With its partners, The Destree Institute has launched and/or managed many networks and platforms in the last twenty years: the Millennia2015 foresight process, the Millennia2025 Foundation, the Internet Society Wallonia Chapter, the European Regional Foresight College, the European Millennium Project Nodes Initiative (EuMPI), the Regional Foresight College of Wallonia, the Wallonia Territorial Intelligence Platform, etc.

In all cases, the main requirements were the same:

1. to define clear aims that make sense and generate a desire to involve all the actors. These goals should be understood by all the partners without ambiguity. Clarifying words and concepts is a key task for all scientific ambition, and as such is shared by the futurists;

2. to stay firmly connected to the ground and able to come back to the present: what we will do tomorrow needs to be thought about in the present. We need our heads in the stars but our feet in the clay…
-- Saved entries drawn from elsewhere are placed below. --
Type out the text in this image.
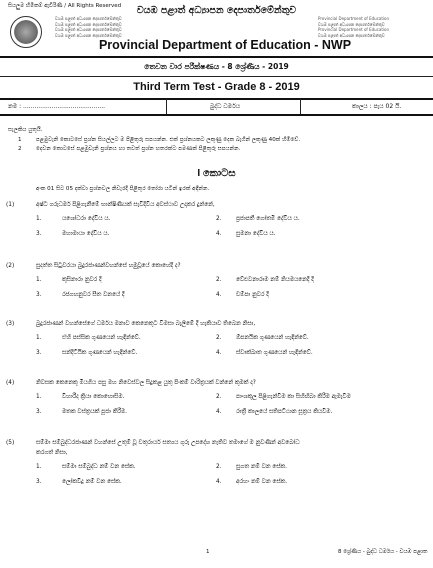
සියලුම හිමිකම් ඇවිරිණි / All Rights Reserved
වයඹ පළාත් අධ්‍යාපන දෙපාර්තමේන්තුව
වයඹ පළාත් අධ්‍යාපන දෙපාර්තමේන්තුව
වයඹ පළාත් අධ්‍යාපන දෙපාර්තමේන්තුව
වයඹ පළාත් අධ්‍යාපන දෙපාර්තමේන්තුව
Provincial Department of Education
වයඹ පළාත් අධ්‍යාපන දෙපාර්තමේන්තුව
Provincial Department of Education
වයඹ පළාත් අධ්‍යාපන දෙපාර්තමේන්තුව
වයඹ පළාත් අධ්‍යාපන දෙපාර්තමේන්තුව
Provincial Department of Education - NWP
තෙවන වාර පරීක්ෂණය - 8 ශ්‍රේණිය - 2019
Third Term Test - Grade 8 - 2019
නම : ...........................................	බුද්ධ ධර්මය	කාලය : පැය 02 යි.
සැලකිය යුතුයි.
1	පළමුවැනි කොටසේ ප්‍රශ්න සියල්ලට ම පිළිතුරු සපයන්න. එක් ප්‍රශ්නයකට ලකුණු දෙක බැගින් ලකුණු 40ක් හිමිවේ.
2	දෙවන කොටසේ පළමුවැනි ප්‍රශ්නය හා තවත් ප්‍රශ්න හතරක්ට පමණක් පිළිතුරු සපයන්න.
I කොටස
අංක 01 සිට 05 දක්වා ප්‍රශ්නවල නිවැරදි පිළිතුර තෝරා යටින් ඉරක් අඳින්න.
(1)	අෂ්ට ගරුධර්ම පිළිගැනීමේ භාන්ෂිණියක් සැවිදිවිය අවස්ථාව උදාකර දුන්නේ,
1.	යශෝධරා දේවිය ය.	2. ප්‍රජාපතී ගෝතමී දේවිය ය.
3.	මහාමායා දේවිය ය.	4. සුමනා දේවිය ය.
(2)	සුදත්ත සිටුවරයා බුදුරජාණන්වහන්සේ හමුවූයේ කොහේදී ද?
1.	කුසිනාරා නුවර දී	2. වේළුවනාරාම නම් නියමයනෙදී දී
3.	රජගහනුවර සීත වනයේ දී	4. චම්පා නුවර දී
(3)	බුදුරජාණන් වහන්සේගේ ධර්මය මනාව කෙනෙකුට විමසා බැලීමේ දී හැකියාව තිබෙන නිසා,
1.	ඒහි පස්සික ගුණයෙන් හැඳින්වේ.	2. ඕපනයික ගුණයෙන් හැඳින්වේ.
3.	සන්දිට්ඨික ගුණයෙන් හැඳින්වේ.	4. ස්වාක්ඛාත ගුණයෙන් හැඳින්වේ.
(4)	නිවසක කෙනෙකු මියගිය පසු මහ නිවෙස්වල සිදුකළ යුතු පිංකම් වාරිත්‍රයක් වන්නේ කුමක් ද?
1.	විහාරීද ක්‍රියා කොහොසිම.	2. පාංශකූල පිළිගැන්වීම කා සිහිඟිබා කිරීම ඇමැවීම
3.	මතක වස්ත්‍රයක් පූජා කිරීම.	4. රාත්‍රී කාලයේ සතිපට්ඨාන සූත්‍රය කියවීම.
(5)	සම්මා සම්බුද්ධරජාණන් වහන්සේ උතුම් වූ චතුරාර්ය සත්‍යය ගුරු උපදේශ නැතිව තමාගේ ම නුවණින් අවබෝධ
කරගත් නිසා,
1.	සම්මා සම්බුද්ධ නම් වන සේක.	2. සුගත නම් වන සේක.
3.	ලෝකවිදූ නම් වන සේක.	4. අරහං නම් වන සේක.
1	8 ශ්‍රේණිය - බුද්ධ ධර්මය - වයඹ පළාත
3. to fight against certainty. We often talk in terms of trying to throw light on our uncertainties, but we should also fight our great certainties about our disciplines, our fields, our methods and our perceptions of the world;

4. good leadership with proper respect for the members. In March 2018, the Women’s Economic Forum awarded my colleague Marie-Anne Delahaut the Woman of the Decade in Community Leadership Prize for her work for Millennia2025 [9]. We all know how sensitive these tasks are;

5. professionalism in management, because we need to improve our work and gain precious time for our researchers instead of wasting it;

6. relevant communication materials (logos, websites, etc.), although I tend to say, as General de Gaulle might have done, that logistics should follow ideas rather than vice versa;

7. and finally, as Professor Michel Godet often repeats, loyalty, competence and pleasure.

Pleasure in thinking together, pleasure in working hard together, pleasure in meeting together.

I feel that we have assembled these ingredients during these two days shared at Harvard and Boston Universities. Thank you to the organizers for bringing us together.

 

Philippe Destatte

@PhD2050

 

On the same subject: What is foresight?

Direct access to Philippe Destatte’s English papers

 

[1] Global Foresight Project :

https://www.socant.su.se/english/global-foresight/participating-researchers/christina-garsten

[2] Philippe DESTATTE, A Wallonia Policy Lab on the Foresight Trajectory, Blog PhD2050, Namur, April 11, 2018, https://phd2050.org/2018/04/11/wpl-en/

[3] Gaston BERGER, L’Encyclopédie française, vol. XX : Le Monde en devenir, 1959, p. 12-14, 20, 54, in Phénoménologie du temps et prospective, p. 271, Paris, PuF, 1964.

[4] Pierre CHAUNU, De l’histoire à la prospective, Paris, Robert Lafont, 1975.

[5] Une bonne lecture du présent intégrante du passé débouche, insensiblement, sur l’avenir, elle est, par nature, prospective. P. CHAUNU, op. cit. p., 283.

[6] Elle est, bien évidemment, liée à une idée de l’homme. Elle implique donc le « déroulé » de l’histoire. Ibidem, p. 285.

[7] L’Histoire n’a pas les clefs de l’avenir, elle ne peut pas tracer la voie, mais une histoire intégrée aux sciences de l’homme peut rectifier, elle peut réduire les projections enfantines, prisonnières du temps court. Ibidem.

[8] Riel MILLER, Transforming the future, Anticipation in the 21st Century, Paris-Abingdon, UNESCO-Routledge, 2018.